QFD for product & business development

History of QFD

History of QFD

History of QFD – Introduction

    QFD was developed in Japan in the late 1960s by Professors Shigeru Mizuno and Yoji Akao. At the time, statistical quality control, which was introduced after World War II, had taken roots in the Japanese manufacturing industry, and the quality activities were being integrated with the teachings of such notable scholars as Dr. Juran, Dr. Kaoru Ishikawa, and Dr. Feigenbaum that emphasized the importance of making quality control a part of business management, which eventually became known as TQC and TQM.
    The purpose of Professors Mizuno and Akao was to develop a quality assurance method that would design customer satisfaction into a product before it was manufacturered. Prior quality control methods were primarily aimed at fixing a problem during or after manufacturing.
    The first large scale application was presented in 1966 by Kiyotaka Oshiumi of Bridgestone Tire in Japan, which used a process assurance items fishbone diagram to identify each customer requirement (effect) and to identify the design substitute quality characteristics and process factors (causes) needed to control and measure it.

    In 1972, with the application of QFD to the design of an oil tanker at the Kobe Shipyards of Mitsubishi Heavy Industry, the fishbone diagrams grew unwieldy.
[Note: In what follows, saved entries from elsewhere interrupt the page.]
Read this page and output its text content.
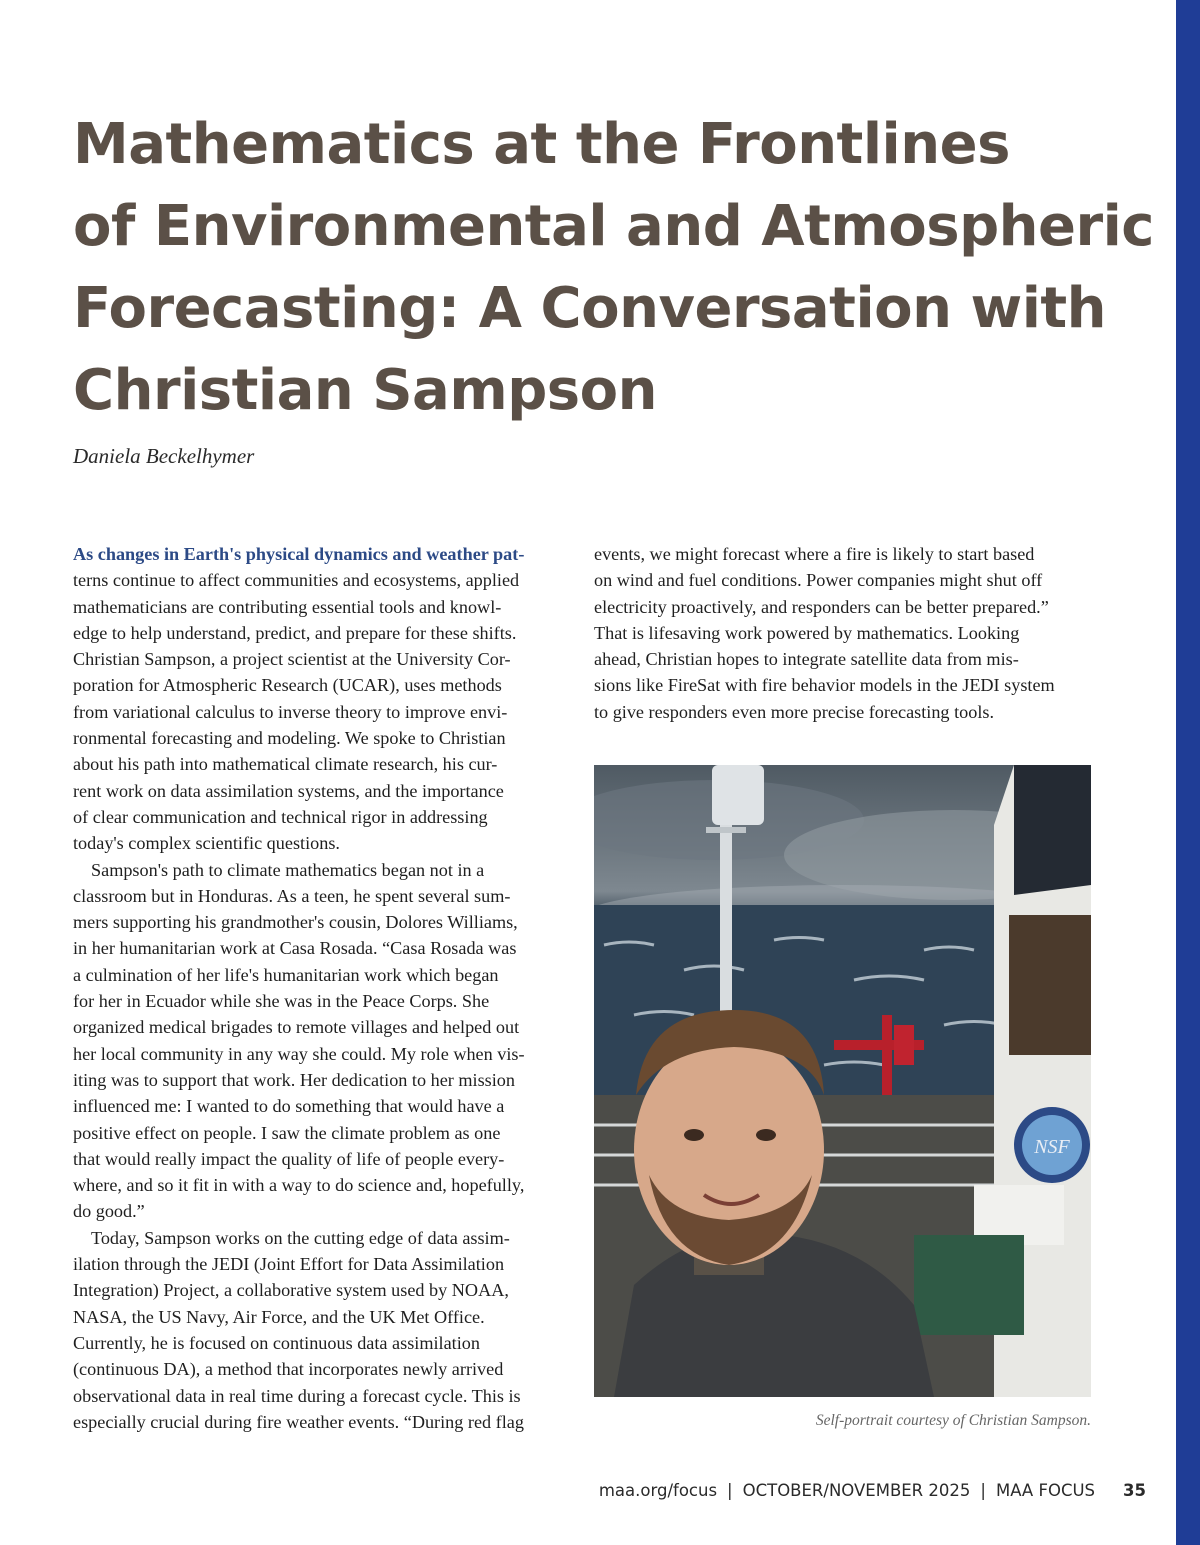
Mathematics at the Frontlines
of Environmental and Atmospheric
Forecasting: A Conversation with
Christian Sampson

Daniela Beckelhymer

As changes in Earth's physical dynamics and weather pat-
terns continue to affect communities and ecosystems, applied
mathematicians are contributing essential tools and knowl-
edge to help understand, predict, and prepare for these shifts.
Christian Sampson, a project scientist at the University Cor-
poration for Atmospheric Research (UCAR), uses methods
from variational calculus to inverse theory to improve envi-
ronmental forecasting and modeling. We spoke to Christian
about his path into mathematical climate research, his cur-
rent work on data assimilation systems, and the importance
of clear communication and technical rigor in addressing
today's complex scientific questions.
Sampson's path to climate mathematics began not in a
classroom but in Honduras. As a teen, he spent several sum-
mers supporting his grandmother's cousin, Dolores Williams,
in her humanitarian work at Casa Rosada. “Casa Rosada was
a culmination of her life's humanitarian work which began
for her in Ecuador while she was in the Peace Corps. She
organized medical brigades to remote villages and helped out
her local community in any way she could. My role when vis-
iting was to support that work. Her dedication to her mission
influenced me: I wanted to do something that would have a
positive effect on people. I saw the climate problem as one
that would really impact the quality of life of people every-
where, and so it fit in with a way to do science and, hopefully,
do good.”
Today, Sampson works on the cutting edge of data assim-
ilation through the JEDI (Joint Effort for Data Assimilation
Integration) Project, a collaborative system used by NOAA,
NASA, the US Navy, Air Force, and the UK Met Office.
Currently, he is focused on continuous data assimilation
(continuous DA), a method that incorporates newly arrived
observational data in real time during a forecast cycle. This is
especially crucial during fire weather events. “During red flag
events, we might forecast where a fire is likely to start based
on wind and fuel conditions. Power companies might shut off
electricity proactively, and responders can be better prepared.”
That is lifesaving work powered by mathematics. Looking
ahead, Christian hopes to integrate satellite data from mis-
sions like FireSat with fire behavior models in the JEDI system
to give responders even more precise forecasting tools.
NSF

Self-portrait courtesy of Christian Sampson.

maa.org/focus | OCTOBER/NOVEMBER 2025 | MAA FOCUS 35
Since the effects shared multiple causes, the fishbones could be refashioned into a spreadsheet or matrix format with the rows being desired effects of customer satisfaction and the columns being the controlling and measurable causes.
    At the same time, Katsuyoshi Ishihara introduced the Value Engineering principles used to describe how a product and its components work. He expanded this to describe business functions necessary to assure quality of the design process itself.
    Merged with these new ideas, QFD eventually became the comprehensive quality design system for both product and business process.

    The introduction of QFD to America and Europe began in 1983 when the American Society for Quality Control published Akao’s work in Quality Progress and Cambridge Research (today Kaizen Institute) invited Akao to give a QFD seminar in Chicago. This was followed by several QFD lectures to American audiences sponsored by Bob King and GOAL/QPC in Boston.
    Together with the English publication of QFD: The Customer-Driven Approach to Quality Planning and Deployment (1994 Quality Resources: ISBN92-833-1122-1; written by Mizuno and Akao; translated by Glenn Mazur) and QUALITY FUNCTION DEPLOYMENT: Integrating Customer Requirements into Product Design (Productivity Press: ISBN 0-915299-41-0; written by Akao; translated by Glenn Mazur and the staff at Japan Business Consultants for GOAL/QPC for the first advanced QFD training outside Japan), QFD caught on across a wide variety of industries in the U.S. and Western Europe. In the U.S., in particular, because of its flexibility and comprehensiveness, the methodology was eagerly embraced by the businesses that were facing the Japanese competition. There, new and innovative applications of QFD were experimented by industries and businesses that were not reached before.
    Japan has continued to push the envelope of QFD applications through an on-going QFD Research Sub-Committee at the Union of Japanese Scientists and Engineers (JUSE) and their annual QFD Symposium established in 1993. They hosted the first International Symposium on QFD and are a charter member of the International Council for QFD.

    Today, QFD continues to inspire strong interest around the world, generating ever new applications, practitioners and researchers each year. Countries that have held national and international QFD Symposium to this day include the U.S., Japan, Sweden, Germany, Australia, Brazil, and Turkey.